Laurie estava assustada, como nunca estivera em toda a sua vida. Ela repensou cada passo que havia dado para o caminho errado depois que internou sua mãe, e lembrou há quanto tempo não ia visita-la. Após alguns instantes, ela disse:

- Já não sei qual é o sentido da vida para mim. Talvez eu deva pertencer a esse lugar.

- O sentido da vida é um só: viver. Como você o utiliza é o que faz toda a diferença.

“O que faz sentido aqui? Provavelmente nada! Já não faço mais sentido mesmo...”, e nesse momento, Gabriel disse:

- Mas pode fazer.

- Ei, você disse que não podia ler pensamento.

- A menos que eu não queira. Mas você fala muito pouco e está me deixando incomodado com esse silêncio. Uma pequena interrupção em um pensamento tão desconexo não vai piorar sua situação.

- Obrigada por admitir que ela está horrível.

- Mais uma vez, isso fica a seu critério.

De muitas formas, Gabriel a irritava, mas no fundo, ela entendia o que ele queria dizer e não protestava mais.

- Ok. Há um mundo melhor, repleto de flores e alegria. Como eu faço para conseguir ele?

- Quatro suposições ilusórias. Não há um mundo melhor, há uma eternidade melhor. Você não consegue, você vive para alcancá-lo. Não é repleto de flores e alegria, mas de pessoas como seu pai, que estão lá aguardando o reencontro. E, por fim, não é como você faz, mas como você vive.

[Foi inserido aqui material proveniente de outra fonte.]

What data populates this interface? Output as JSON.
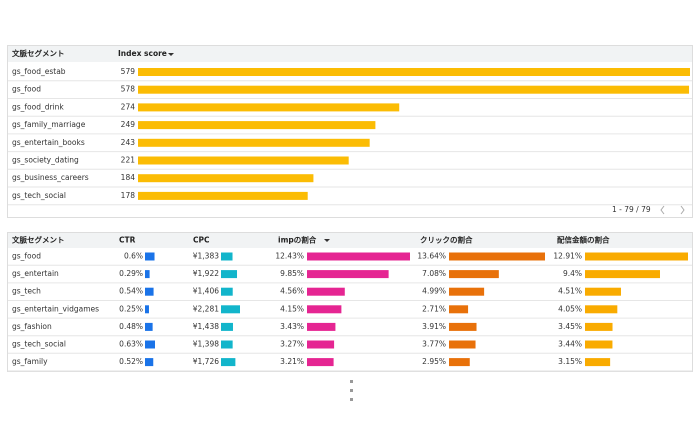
{
  "table1": {
    "columns": [
      "文脈セグメント",
      "Index score"
    ],
    "rows": [
      {
        "segment": "gs_food_estab",
        "score": 579
      },
      {
        "segment": "gs_food",
        "score": 578
      },
      {
        "segment": "gs_food_drink",
        "score": 274
      },
      {
        "segment": "gs_family_marriage",
        "score": 249
      },
      {
        "segment": "gs_entertain_books",
        "score": 243
      },
      {
        "segment": "gs_society_dating",
        "score": 221
      },
      {
        "segment": "gs_business_careers",
        "score": 184
      },
      {
        "segment": "gs_tech_social",
        "score": 178
      }
    ],
    "pagination": "1 - 79 / 79"
  },
  "table2": {
    "columns": [
      "文脈セグメント",
      "CTR",
      "CPC",
      "impの割合",
      "クリックの割合",
      "配信金額の割合"
    ],
    "rows": [
      {
        "segment": "gs_food",
        "cells": [
          {
            "value": 0.6,
            "label": "0.6%"
          },
          {
            "value": 1383,
            "label": "¥1,383"
          },
          {
            "value": 12.43,
            "label": "12.43%"
          },
          {
            "value": 13.64,
            "label": "13.64%"
          },
          {
            "value": 12.91,
            "label": "12.91%"
          }
        ]
      },
      {
        "segment": "gs_entertain",
        "cells": [
          {
            "value": 0.29,
            "label": "0.29%"
          },
          {
            "value": 1922,
            "label": "¥1,922"
          },
          {
            "value": 9.85,
            "label": "9.85%"
          },
          {
            "value": 7.08,
            "label": "7.08%"
          },
          {
            "value": 9.4,
            "label": "9.4%"
          }
        ]
      },
      {
        "segment": "gs_tech",
        "cells": [
          {
            "value": 0.54,
            "label": "0.54%"
          },
          {
            "value": 1406,
            "label": "¥1,406"
          },
          {
            "value": 4.56,
            "label": "4.56%"
          },
          {
            "value": 4.99,
            "label": "4.99%"
          },
          {
            "value": 4.51,
            "label": "4.51%"
          }
        ]
      },
      {
        "segment": "gs_entertain_vidgames",
        "cells": [
          {
            "value": 0.25,
            "label": "0.25%"
          },
          {
            "value": 2281,
            "label": "¥2,281"
          },
          {
            "value": 4.15,
            "label": "4.15%"
          },
          {
            "value": 2.71,
            "label": "2.71%"
          },
          {
            "value": 4.05,
            "label": "4.05%"
          }
        ]
      },
      {
        "segment": "gs_fashion",
        "cells": [
          {
            "value": 0.48,
            "label": "0.48%"
          },
          {
            "value": 1438,
            "label": "¥1,438"
          },
          {
            "value": 3.43,
            "label": "3.43%"
          },
          {
            "value": 3.91,
            "label": "3.91%"
          },
          {
            "value": 3.45,
            "label": "3.45%"
          }
        ]
      },
      {
        "segment": "gs_tech_social",
        "cells": [
          {
            "value": 0.63,
            "label": "0.63%"
          },
          {
            "value": 1398,
            "label": "¥1,398"
          },
          {
            "value": 3.27,
            "label": "3.27%"
          },
          {
            "value": 3.77,
            "label": "3.77%"
          },
          {
            "value": 3.44,
            "label": "3.44%"
          }
        ]
      },
      {
        "segment": "gs_family",
        "cells": [
          {
            "value": 0.52,
            "label": "0.52%"
          },
          {
            "value": 1726,
            "label": "¥1,726"
          },
          {
            "value": 3.21,
            "label": "3.21%"
          },
          {
            "value": 2.95,
            "label": "2.95%"
          },
          {
            "value": 3.15,
            "label": "3.15%"
          }
        ]
      }
    ]
  }
}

- Meu pai? – essa era a única parte de todo o comentário que havia atraído a atenção dela.

- Sim. Ele está lá. E posso garantir que espera você, assim como espera sua mãe, que logo deve estar chegando.

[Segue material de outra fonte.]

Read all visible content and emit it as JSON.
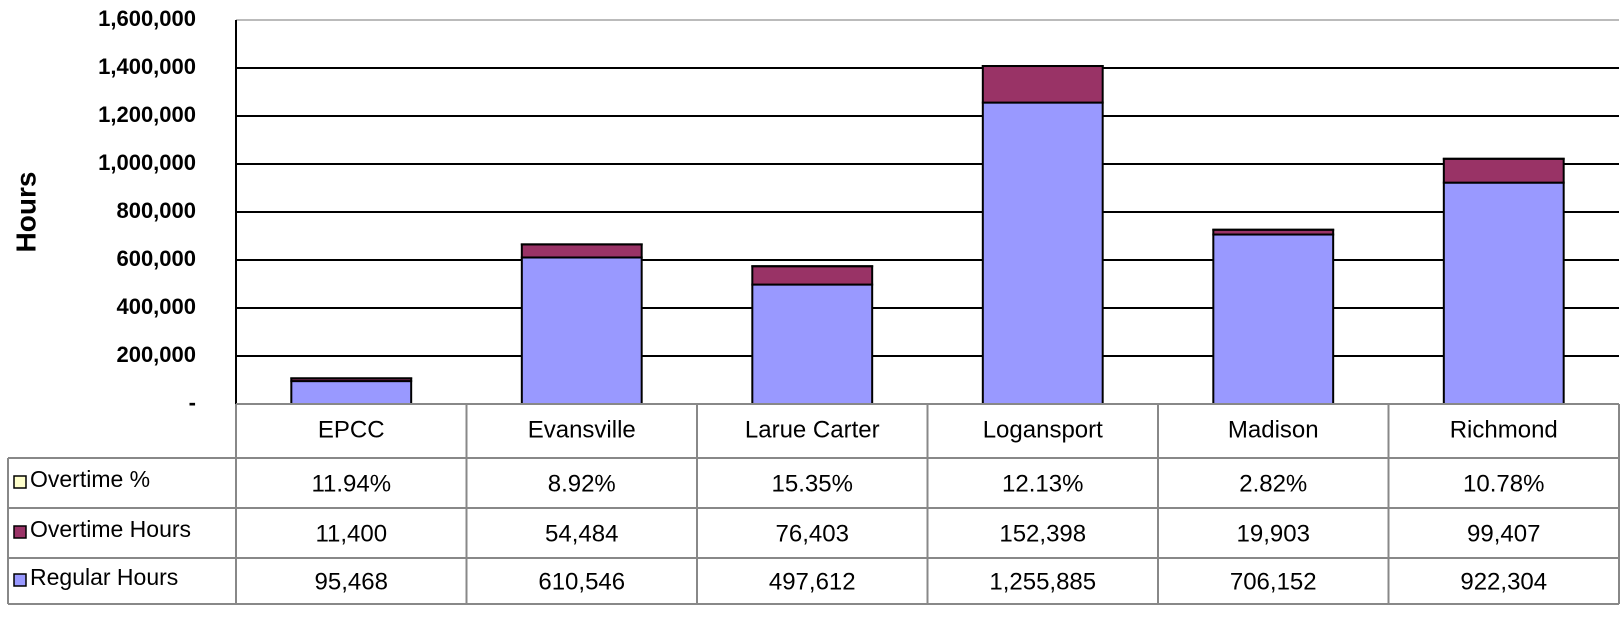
{
  "chart_data": {
    "type": "bar",
    "stacked": true,
    "y_axis_label": "Hours",
    "categories": [
      "EPCC",
      "Evansville",
      "Larue Carter",
      "Logansport",
      "Madison",
      "Richmond"
    ],
    "series": [
      {
        "name": "Overtime %",
        "color": "#ffffcc",
        "values": [
          11.94,
          8.92,
          15.35,
          12.13,
          2.82,
          10.78
        ],
        "value_labels": [
          "11.94%",
          "8.92%",
          "15.35%",
          "12.13%",
          "2.82%",
          "10.78%"
        ]
      },
      {
        "name": "Overtime Hours",
        "color": "#993366",
        "values": [
          11400,
          54484,
          76403,
          152398,
          19903,
          99407
        ],
        "value_labels": [
          "11,400",
          "54,484",
          "76,403",
          "152,398",
          "19,903",
          "99,407"
        ]
      },
      {
        "name": "Regular Hours",
        "color": "#9999ff",
        "values": [
          95468,
          610546,
          497612,
          1255885,
          706152,
          922304
        ],
        "value_labels": [
          "95,468",
          "610,546",
          "497,612",
          "1,255,885",
          "706,152",
          "922,304"
        ]
      }
    ],
    "ylim": [
      0,
      1600000
    ],
    "yticks": [
      {
        "value": 0,
        "label": "-"
      },
      {
        "value": 200000,
        "label": "200,000"
      },
      {
        "value": 400000,
        "label": "400,000"
      },
      {
        "value": 600000,
        "label": "600,000"
      },
      {
        "value": 800000,
        "label": "800,000"
      },
      {
        "value": 1000000,
        "label": "1,000,000"
      },
      {
        "value": 1200000,
        "label": "1,200,000"
      },
      {
        "value": 1400000,
        "label": "1,400,000"
      },
      {
        "value": 1600000,
        "label": "1,600,000"
      }
    ],
    "grid": true
  }
}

Uma lágrima caiu do olho direito da menina. Naquele momento, ela desejou mais do que tudo uma segunda chance, que Gabriel desse a ela a oportunidade de se reencontrar e viver com seus pais – o desejo que ela mais nutria em seu coração.

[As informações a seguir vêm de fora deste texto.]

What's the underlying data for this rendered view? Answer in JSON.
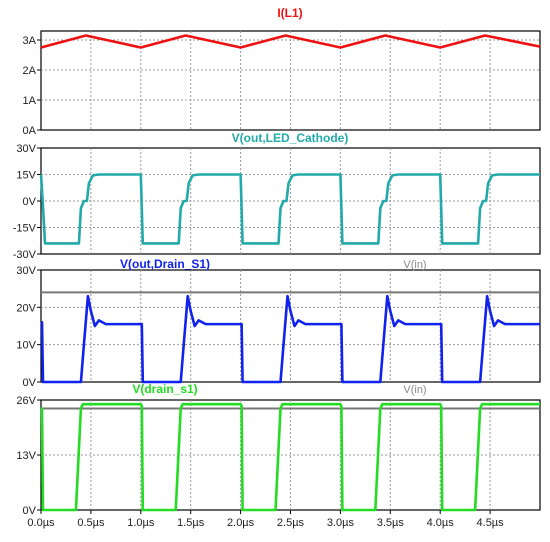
{
  "x_axis": {
    "min": 0,
    "max": 5,
    "unit": "µs",
    "ticks": [
      0,
      0.5,
      1,
      1.5,
      2,
      2.5,
      3,
      3.5,
      4,
      4.5
    ],
    "tick_labels": [
      "0.0µs",
      "0.5µs",
      "1.0µs",
      "1.5µs",
      "2.0µs",
      "2.5µs",
      "3.0µs",
      "3.5µs",
      "4.0µs",
      "4.5µs"
    ]
  },
  "colors": {
    "IL1": "#ee1111",
    "V_out_led": "#22aaaa",
    "V_out_drain": "#1122ee",
    "V_drain": "#22dd22",
    "V_in": "#777777",
    "grid": "#999999",
    "frame": "#000000"
  },
  "chart_data": [
    {
      "type": "line",
      "title": "I(L1)",
      "ylim": [
        0,
        3.3
      ],
      "ticks": [
        0,
        1,
        2,
        3
      ],
      "tick_labels": [
        "0A",
        "1A",
        "2A",
        "3A"
      ],
      "series": [
        {
          "name": "I(L1)",
          "color_key": "IL1",
          "x": [
            0,
            0.45,
            1.0,
            1.45,
            2.0,
            2.45,
            3.0,
            3.45,
            4.0,
            4.45,
            5.0
          ],
          "y": [
            2.75,
            3.15,
            2.75,
            3.15,
            2.75,
            3.15,
            2.75,
            3.15,
            2.75,
            3.15,
            2.78
          ]
        }
      ]
    },
    {
      "type": "line",
      "title": "V(out,LED_Cathode)",
      "ylim": [
        -30,
        30
      ],
      "ticks": [
        -30,
        -15,
        0,
        15,
        30
      ],
      "tick_labels": [
        "-30V",
        "-15V",
        "0V",
        "15V",
        "30V"
      ],
      "series": [
        {
          "name": "V(out,LED_Cathode)",
          "color_key": "V_out_led",
          "x": [
            0,
            0.02,
            0.04,
            0.38,
            0.4,
            0.43,
            0.46,
            0.48,
            0.52,
            0.58,
            1.0,
            1.02,
            1.38,
            1.4,
            1.43,
            1.46,
            1.48,
            1.52,
            1.58,
            2.0,
            2.02,
            2.38,
            2.4,
            2.43,
            2.46,
            2.48,
            2.52,
            2.58,
            3.0,
            3.02,
            3.38,
            3.4,
            3.43,
            3.46,
            3.48,
            3.52,
            3.58,
            4.0,
            4.02,
            4.38,
            4.4,
            4.43,
            4.46,
            4.48,
            4.52,
            4.58,
            5.0
          ],
          "y": [
            15,
            -3,
            -24,
            -24,
            -4,
            0,
            0,
            10,
            14.5,
            15,
            15,
            -24,
            -24,
            -4,
            0,
            0,
            10,
            14.5,
            15,
            15,
            -24,
            -24,
            -4,
            0,
            0,
            10,
            14.5,
            15,
            15,
            -24,
            -24,
            -4,
            0,
            0,
            10,
            14.5,
            15,
            15,
            -24,
            -24,
            -4,
            0,
            0,
            10,
            14.5,
            15,
            15
          ]
        }
      ]
    },
    {
      "type": "line",
      "title": "V(out,Drain_S1)",
      "legend_right": "V(in)",
      "ylim": [
        0,
        30
      ],
      "ticks": [
        0,
        10,
        20,
        30
      ],
      "tick_labels": [
        "0V",
        "10V",
        "20V",
        "30V"
      ],
      "vin_level": 24,
      "series": [
        {
          "name": "V(out,Drain_S1)",
          "color_key": "V_out_drain",
          "x": [
            0,
            0.01,
            0.02,
            0.4,
            0.43,
            0.47,
            0.5,
            0.54,
            0.58,
            0.65,
            1.0,
            1.01,
            1.02,
            1.4,
            1.43,
            1.47,
            1.5,
            1.54,
            1.58,
            1.65,
            2.0,
            2.01,
            2.02,
            2.4,
            2.43,
            2.47,
            2.5,
            2.54,
            2.58,
            2.65,
            3.0,
            3.01,
            3.02,
            3.4,
            3.43,
            3.47,
            3.5,
            3.54,
            3.58,
            3.65,
            4.0,
            4.01,
            4.02,
            4.4,
            4.43,
            4.47,
            4.5,
            4.54,
            4.58,
            4.65,
            5.0
          ],
          "y": [
            16,
            16,
            0,
            0,
            10,
            23,
            19,
            15,
            16.5,
            15.5,
            15.5,
            15.5,
            0,
            0,
            10,
            23,
            19,
            15,
            16.5,
            15.5,
            15.5,
            15.5,
            0,
            0,
            10,
            23,
            19,
            15,
            16.5,
            15.5,
            15.5,
            15.5,
            0,
            0,
            10,
            23,
            19,
            15,
            16.5,
            15.5,
            15.5,
            15.5,
            0,
            0,
            10,
            23,
            19,
            15,
            16.5,
            15.5,
            15.5
          ]
        }
      ]
    },
    {
      "type": "line",
      "title": "V(drain_s1)",
      "legend_right": "V(in)",
      "ylim": [
        0,
        26
      ],
      "ticks": [
        0,
        13,
        26
      ],
      "tick_labels": [
        "0V",
        "13V",
        "26V"
      ],
      "vin_level": 24,
      "series": [
        {
          "name": "V(drain_s1)",
          "color_key": "V_drain",
          "x": [
            0,
            0.01,
            0.02,
            0.35,
            0.4,
            0.42,
            1.0,
            1.01,
            1.02,
            1.35,
            1.4,
            1.42,
            2.0,
            2.01,
            2.02,
            2.35,
            2.4,
            2.42,
            3.0,
            3.01,
            3.02,
            3.35,
            3.4,
            3.42,
            4.0,
            4.01,
            4.02,
            4.35,
            4.4,
            4.42,
            5.0
          ],
          "y": [
            24,
            24,
            0,
            0,
            24,
            25,
            25,
            24.5,
            0,
            0,
            24,
            25,
            25,
            24.5,
            0,
            0,
            24,
            25,
            25,
            24.5,
            0,
            0,
            24,
            25,
            25,
            24.5,
            0,
            0,
            24,
            25,
            25
          ]
        }
      ]
    }
  ]
}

Não foi preciso mais nada. Já ouviram ou leram como atos de fé sinceros são atendidos? E esse foi. Laurie acordou em seu quarto, o qual dividia com mais cinco garotas que tinham o mesmo estilo de vida que ela. Entendeu enfim que aquela havia sido sua segunda chance – e que não há terceira. Se ela conseguiu alcançar o seu objetivo ou não, ficou ao seu próprio encargo, da mesma maneira que fica ao meu ao seu chegar aonde se deseja. A realidade é que cada um vive a vida que quer, destinando-se ao futuro que merece. Mas o futuro, para muitos, é apenas algo que não faz sentido exigir preocupação, mas, quando ele chega de repente, qualquer um se assusta e amedronta com aquilo que vê. E você, o que você anda fazendo com o sentido da vida? Que tal uma viagem ao futuro?